The best episodes were those that focused on Swamp Thing (or 'Alec' as he was referred to by the people who knew him). The series started out on shaky footing, and had Swampy act out of character. In the first episode he turns a bad guy into a tree until the writers establish that he would never take a human life. Any episode that had him turn back human was well done.
Most of the episodes made him a Rod Serling of the swamp, taking a back seat to the action. A lot of these weren't too bad, but the bad ones were terrible. These boiled down to two plots: bad guys hide out in the swamp, only to have to face their crimes in a nightmare-ish way, or people with problems wander in the swamp, to become better by facing their fears. The best of these was when Ray Wise (Dr. Holland from the original movie) guest starred as someone who might be an alien and almost kills Swamp Thing.
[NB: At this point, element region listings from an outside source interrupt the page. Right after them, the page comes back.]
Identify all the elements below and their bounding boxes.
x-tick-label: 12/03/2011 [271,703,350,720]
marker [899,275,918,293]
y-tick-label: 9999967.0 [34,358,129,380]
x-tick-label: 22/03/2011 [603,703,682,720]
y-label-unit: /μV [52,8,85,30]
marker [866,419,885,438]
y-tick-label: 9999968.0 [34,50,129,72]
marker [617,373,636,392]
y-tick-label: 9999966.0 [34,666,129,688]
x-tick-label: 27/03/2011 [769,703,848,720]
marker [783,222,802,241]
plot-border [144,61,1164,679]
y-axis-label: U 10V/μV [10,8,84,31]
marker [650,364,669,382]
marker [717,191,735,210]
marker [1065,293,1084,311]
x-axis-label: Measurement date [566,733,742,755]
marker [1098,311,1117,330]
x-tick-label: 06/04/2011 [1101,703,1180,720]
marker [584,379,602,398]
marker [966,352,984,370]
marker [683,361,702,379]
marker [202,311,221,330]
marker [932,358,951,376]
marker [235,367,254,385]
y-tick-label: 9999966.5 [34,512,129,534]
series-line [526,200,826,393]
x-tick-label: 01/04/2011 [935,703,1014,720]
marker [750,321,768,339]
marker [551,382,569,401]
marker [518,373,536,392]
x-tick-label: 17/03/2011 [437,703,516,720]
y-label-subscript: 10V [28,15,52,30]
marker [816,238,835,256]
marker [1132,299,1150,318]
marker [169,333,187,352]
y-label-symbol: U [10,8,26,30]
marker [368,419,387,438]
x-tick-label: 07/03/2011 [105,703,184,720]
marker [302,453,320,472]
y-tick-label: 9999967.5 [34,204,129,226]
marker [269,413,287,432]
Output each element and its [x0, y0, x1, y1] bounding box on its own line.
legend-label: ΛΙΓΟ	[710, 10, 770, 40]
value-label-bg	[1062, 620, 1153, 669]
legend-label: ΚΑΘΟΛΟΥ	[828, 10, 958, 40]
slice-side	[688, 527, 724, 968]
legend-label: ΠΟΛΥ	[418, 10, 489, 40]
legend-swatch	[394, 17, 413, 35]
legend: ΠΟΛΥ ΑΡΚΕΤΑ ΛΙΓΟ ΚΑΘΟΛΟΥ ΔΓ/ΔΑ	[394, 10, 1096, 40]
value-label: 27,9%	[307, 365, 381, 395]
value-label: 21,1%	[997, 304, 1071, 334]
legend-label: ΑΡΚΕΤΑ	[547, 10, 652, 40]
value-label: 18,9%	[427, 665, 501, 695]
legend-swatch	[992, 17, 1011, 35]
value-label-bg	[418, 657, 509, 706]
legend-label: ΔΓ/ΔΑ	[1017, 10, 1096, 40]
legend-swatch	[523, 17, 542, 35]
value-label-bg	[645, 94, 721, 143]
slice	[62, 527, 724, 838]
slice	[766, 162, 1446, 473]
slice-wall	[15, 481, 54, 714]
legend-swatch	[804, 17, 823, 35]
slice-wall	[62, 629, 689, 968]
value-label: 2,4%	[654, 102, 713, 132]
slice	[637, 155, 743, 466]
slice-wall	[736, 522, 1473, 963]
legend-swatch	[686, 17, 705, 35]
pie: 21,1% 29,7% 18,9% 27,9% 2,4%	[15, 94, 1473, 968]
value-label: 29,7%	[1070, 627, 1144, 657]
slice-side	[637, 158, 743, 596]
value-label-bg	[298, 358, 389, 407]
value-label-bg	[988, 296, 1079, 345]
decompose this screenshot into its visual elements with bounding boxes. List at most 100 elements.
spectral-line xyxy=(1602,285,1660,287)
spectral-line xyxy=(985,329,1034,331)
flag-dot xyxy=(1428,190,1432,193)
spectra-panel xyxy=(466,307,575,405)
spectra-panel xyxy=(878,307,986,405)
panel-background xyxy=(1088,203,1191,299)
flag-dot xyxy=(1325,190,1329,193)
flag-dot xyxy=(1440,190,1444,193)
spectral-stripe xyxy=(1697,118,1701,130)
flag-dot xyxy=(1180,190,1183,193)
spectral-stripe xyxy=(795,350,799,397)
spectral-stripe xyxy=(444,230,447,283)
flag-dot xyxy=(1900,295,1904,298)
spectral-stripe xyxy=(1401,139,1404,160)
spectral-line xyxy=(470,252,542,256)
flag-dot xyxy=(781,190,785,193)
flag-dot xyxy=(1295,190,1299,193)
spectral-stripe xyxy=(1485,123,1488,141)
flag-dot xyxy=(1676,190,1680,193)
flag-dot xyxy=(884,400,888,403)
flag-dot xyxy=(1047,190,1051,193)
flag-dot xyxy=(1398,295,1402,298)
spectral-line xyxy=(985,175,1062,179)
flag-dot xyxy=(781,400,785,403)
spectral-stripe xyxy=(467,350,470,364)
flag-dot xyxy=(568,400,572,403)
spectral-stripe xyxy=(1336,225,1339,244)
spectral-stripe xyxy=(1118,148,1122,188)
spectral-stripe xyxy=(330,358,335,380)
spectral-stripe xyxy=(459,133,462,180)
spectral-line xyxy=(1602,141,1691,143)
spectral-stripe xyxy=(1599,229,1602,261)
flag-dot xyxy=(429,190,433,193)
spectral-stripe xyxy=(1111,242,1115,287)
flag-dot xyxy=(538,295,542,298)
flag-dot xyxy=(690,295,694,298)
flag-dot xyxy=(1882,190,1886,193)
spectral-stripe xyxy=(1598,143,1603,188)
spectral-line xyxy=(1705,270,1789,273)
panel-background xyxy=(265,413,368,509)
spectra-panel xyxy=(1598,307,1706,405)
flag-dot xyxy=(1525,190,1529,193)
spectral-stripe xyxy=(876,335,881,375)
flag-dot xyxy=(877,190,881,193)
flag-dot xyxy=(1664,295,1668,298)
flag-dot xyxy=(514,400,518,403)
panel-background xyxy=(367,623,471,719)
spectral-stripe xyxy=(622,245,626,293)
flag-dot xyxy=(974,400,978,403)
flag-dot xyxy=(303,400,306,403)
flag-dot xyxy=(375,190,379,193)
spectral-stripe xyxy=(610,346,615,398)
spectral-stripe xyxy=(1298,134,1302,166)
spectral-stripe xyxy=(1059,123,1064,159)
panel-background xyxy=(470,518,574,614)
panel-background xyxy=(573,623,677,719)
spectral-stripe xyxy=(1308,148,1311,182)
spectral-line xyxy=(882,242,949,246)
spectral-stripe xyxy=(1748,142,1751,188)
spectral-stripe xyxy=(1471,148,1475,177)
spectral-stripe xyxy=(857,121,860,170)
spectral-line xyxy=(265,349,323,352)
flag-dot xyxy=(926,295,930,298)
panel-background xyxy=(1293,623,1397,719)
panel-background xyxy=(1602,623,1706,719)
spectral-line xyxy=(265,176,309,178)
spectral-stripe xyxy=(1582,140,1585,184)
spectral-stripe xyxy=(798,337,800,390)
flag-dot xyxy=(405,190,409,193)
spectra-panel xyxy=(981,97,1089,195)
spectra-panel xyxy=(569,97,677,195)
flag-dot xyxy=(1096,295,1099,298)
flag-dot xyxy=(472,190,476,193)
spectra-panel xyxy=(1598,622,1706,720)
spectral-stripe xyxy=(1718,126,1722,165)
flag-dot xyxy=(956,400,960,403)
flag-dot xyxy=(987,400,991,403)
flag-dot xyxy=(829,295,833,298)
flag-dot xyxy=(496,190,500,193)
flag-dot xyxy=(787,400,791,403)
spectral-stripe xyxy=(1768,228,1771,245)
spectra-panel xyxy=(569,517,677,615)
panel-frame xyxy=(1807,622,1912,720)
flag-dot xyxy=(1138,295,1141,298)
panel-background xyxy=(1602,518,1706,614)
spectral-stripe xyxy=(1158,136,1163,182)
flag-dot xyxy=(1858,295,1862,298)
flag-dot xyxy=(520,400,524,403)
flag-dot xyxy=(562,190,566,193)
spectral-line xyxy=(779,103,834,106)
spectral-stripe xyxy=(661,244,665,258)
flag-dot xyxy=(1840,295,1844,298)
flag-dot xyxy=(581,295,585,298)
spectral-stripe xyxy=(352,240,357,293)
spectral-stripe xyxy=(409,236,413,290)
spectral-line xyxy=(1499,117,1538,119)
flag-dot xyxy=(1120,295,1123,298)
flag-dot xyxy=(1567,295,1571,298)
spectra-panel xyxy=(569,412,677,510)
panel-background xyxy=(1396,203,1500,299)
In my opinion far too many episodes chronicled Arcane's (Swamp Thing's enemy) foul adventures. I realize that there is a fan base of women (and some men) who found the character/actor too sexy for words and wanted even less of Swamp Thing in each episode. Be that as it may, I feel the series as a whole suffered for it, and that will keep people from rediscovering it.
The series lacked truly dramatic episodes, the ones that would get the media's attention (like how 'The Best of Both Worlds' episodes of Star Trek:TNG did). There wasn't a single two-part episode throughout the run, which would've allowed the writers to develop a deeper story. Plotlines were never adequately ended, such as the disappearance of Tressa's son.
In the face of all these detriments, I enjoyed the show (and have almost every episode on tape; doubtful there will be a DVD release). Although it could have been so much more, it was certainly better than many other shows or movies based on comic books.